La falta de gobernanza global frente al virus
La credibilidad de los organismos internacionales está muy deteriorada. Pero no tiene sentido cambiar de nave a mitad de vuelo
Una metáfora válida para la respuesta global que se ha dado a la pandemia del coronavirus sería la de un avión cuyas piezas no se hubieran repuesto en años y estuviera en caída libre. La única posibilidad de salvarse es estabilizar la nave, pero los pasajeros se dedican a pertrecharse de almohadillas para suavizar el impacto; en primera clase hacen acopio de los pocos paracaídas disponibles, y en cabina los pilotos esperan instrucciones mientras se lamentan del escaso combustible con que despegaron. Y eso sin contar con algunos iluminados que ya tendrían una explicación esotérica para lo sucedido o culparían a un enemigo externo de la desgracia.

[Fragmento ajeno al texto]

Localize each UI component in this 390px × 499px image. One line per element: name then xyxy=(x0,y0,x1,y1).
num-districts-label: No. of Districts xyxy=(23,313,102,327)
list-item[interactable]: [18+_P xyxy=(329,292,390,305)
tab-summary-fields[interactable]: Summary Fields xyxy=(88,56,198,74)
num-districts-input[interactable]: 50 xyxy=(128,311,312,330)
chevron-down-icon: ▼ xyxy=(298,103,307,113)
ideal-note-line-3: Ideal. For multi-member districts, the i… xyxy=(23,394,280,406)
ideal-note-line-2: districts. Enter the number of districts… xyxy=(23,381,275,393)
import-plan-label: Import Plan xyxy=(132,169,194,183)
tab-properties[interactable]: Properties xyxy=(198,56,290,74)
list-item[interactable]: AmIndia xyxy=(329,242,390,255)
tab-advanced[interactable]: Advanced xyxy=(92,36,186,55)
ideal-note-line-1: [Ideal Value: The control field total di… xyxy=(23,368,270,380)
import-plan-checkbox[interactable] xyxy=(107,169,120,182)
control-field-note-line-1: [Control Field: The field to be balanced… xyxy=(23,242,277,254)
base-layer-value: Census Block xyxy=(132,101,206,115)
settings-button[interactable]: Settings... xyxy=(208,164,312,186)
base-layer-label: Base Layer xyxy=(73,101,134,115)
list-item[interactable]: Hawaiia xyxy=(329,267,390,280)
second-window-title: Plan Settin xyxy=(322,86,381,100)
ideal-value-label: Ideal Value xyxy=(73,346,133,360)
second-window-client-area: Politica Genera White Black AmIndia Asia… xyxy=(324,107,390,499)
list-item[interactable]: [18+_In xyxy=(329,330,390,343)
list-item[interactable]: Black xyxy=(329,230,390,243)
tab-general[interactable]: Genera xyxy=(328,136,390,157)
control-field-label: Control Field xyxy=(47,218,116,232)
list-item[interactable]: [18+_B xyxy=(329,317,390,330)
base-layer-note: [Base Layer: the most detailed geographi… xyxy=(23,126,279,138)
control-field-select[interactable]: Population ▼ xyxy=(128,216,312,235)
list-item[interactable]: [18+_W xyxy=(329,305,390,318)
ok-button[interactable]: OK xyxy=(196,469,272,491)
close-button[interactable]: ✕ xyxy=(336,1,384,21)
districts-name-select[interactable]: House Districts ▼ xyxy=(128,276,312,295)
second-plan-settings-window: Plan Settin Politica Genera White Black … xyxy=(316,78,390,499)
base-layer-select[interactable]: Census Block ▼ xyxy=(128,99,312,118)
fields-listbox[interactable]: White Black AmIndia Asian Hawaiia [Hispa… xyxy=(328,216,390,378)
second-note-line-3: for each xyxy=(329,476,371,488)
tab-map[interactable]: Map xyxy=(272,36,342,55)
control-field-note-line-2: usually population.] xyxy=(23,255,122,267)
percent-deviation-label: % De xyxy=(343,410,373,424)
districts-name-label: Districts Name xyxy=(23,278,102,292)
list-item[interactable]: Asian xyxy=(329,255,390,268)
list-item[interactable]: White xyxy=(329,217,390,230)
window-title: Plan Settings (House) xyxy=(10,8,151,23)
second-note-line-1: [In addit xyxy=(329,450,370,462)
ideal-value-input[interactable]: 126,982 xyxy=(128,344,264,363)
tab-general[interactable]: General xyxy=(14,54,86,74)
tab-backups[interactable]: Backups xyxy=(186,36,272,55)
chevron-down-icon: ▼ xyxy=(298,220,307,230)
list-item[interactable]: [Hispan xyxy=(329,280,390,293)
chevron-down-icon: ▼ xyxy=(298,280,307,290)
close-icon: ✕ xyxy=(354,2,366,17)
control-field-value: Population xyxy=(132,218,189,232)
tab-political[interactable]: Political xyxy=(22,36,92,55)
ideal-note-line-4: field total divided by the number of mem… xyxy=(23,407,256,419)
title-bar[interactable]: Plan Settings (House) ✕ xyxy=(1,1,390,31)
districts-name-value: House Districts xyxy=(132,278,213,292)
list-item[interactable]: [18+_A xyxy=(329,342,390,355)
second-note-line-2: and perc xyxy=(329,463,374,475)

Las instituciones internacionales surgidas después de la II Guerra Mundial han fracasado en su respuesta a la crisis, pero resultaría hipócrita reclamarles responsabilidades. El organismo multilateral por excelencia, Naciones Unidas, lleva años paralizado por las tensiones entre Estados Unidos y Rusia, primero, y actualmente entre Estados Unidos y China. El Fondo Monetario Internacional y el Banco Mundial, útiles en soluciones de urgencia como facilitar liquidez a los países más vulnerables, tienen las manos atadas a la hora de buscar soluciones nuevas para una situación sin precedentes. Cualquier quita o condonación de deuda requiere del consentimiento y coordinación de países y actores privados, y no existe por el momento un mecanismo permanente que agilice estas decisiones. El mundo se divide hoy en alianzas regionales que miran para adentro y que, por el momento, no han pasado a una fase superior a la de organizar videoconferencias y llenarlas de buenas palabras.
La Organización Mundial de la Salud ha despertado recelos por la lentitud de su respuesta o por su aparente docilidad con el Gobierno chino a la hora de exigirle más información y transparencia. Su presupuesto es muy inferior al que cualquier gran país destina a la sanidad. Y la Unión Europea, probablemente la organización regional más eficaz y poderosa, se enzarzó al inicio de la crisis en su enésima discusión interna sin ser capaz de articular un plan contundente que tuviera el respaldo de todos sus socios. Las consecuencias de una década asoladora de austeridad han sido el germen de un escepticismo ante la propuesta de nuevos organismos o alianzas. Aquel G 20 de la crisis financiera de 2008 que adoptó medidas extraordinarias pero coyunturales para evitar el hundimiento global se quedó muy lejos de sus grandes propósitos. “Apenas se hizo nada en esas coordenadas y la ‘refundación del capitalismo’ devino en tópico. Cuando se superaron los peores momentos de la crisis, las buenas intenciones de regulación se olvidaron”, como recordaba en estas páginas Joaquín Estefanía (“El ‘sentido común’ de nuestra época”; Ideas, 10 de abril).
Y sin embargo, a pesar del deterioro de la credibilidad de todos los organismos multilaterales, no tiene sentido cambiar de nave a mitad de vuelo. Las respuestas nacionales al coronavirus, con mayor o menor eficacia, no han sido sino la obligada reacción ante una incertidumbre que se prolongará en el tiempo, que actuará con mayor crudeza en países menos preparados y que vendrá seguida de un colapso económico para el que no hay soluciones individuales óptimas. Recaerá sobre el liderazgo político actual la responsabilidad de hacer el mejor uso de las únicas herramientas disponibles y demostrar si algún tipo de gobernanza global es posible.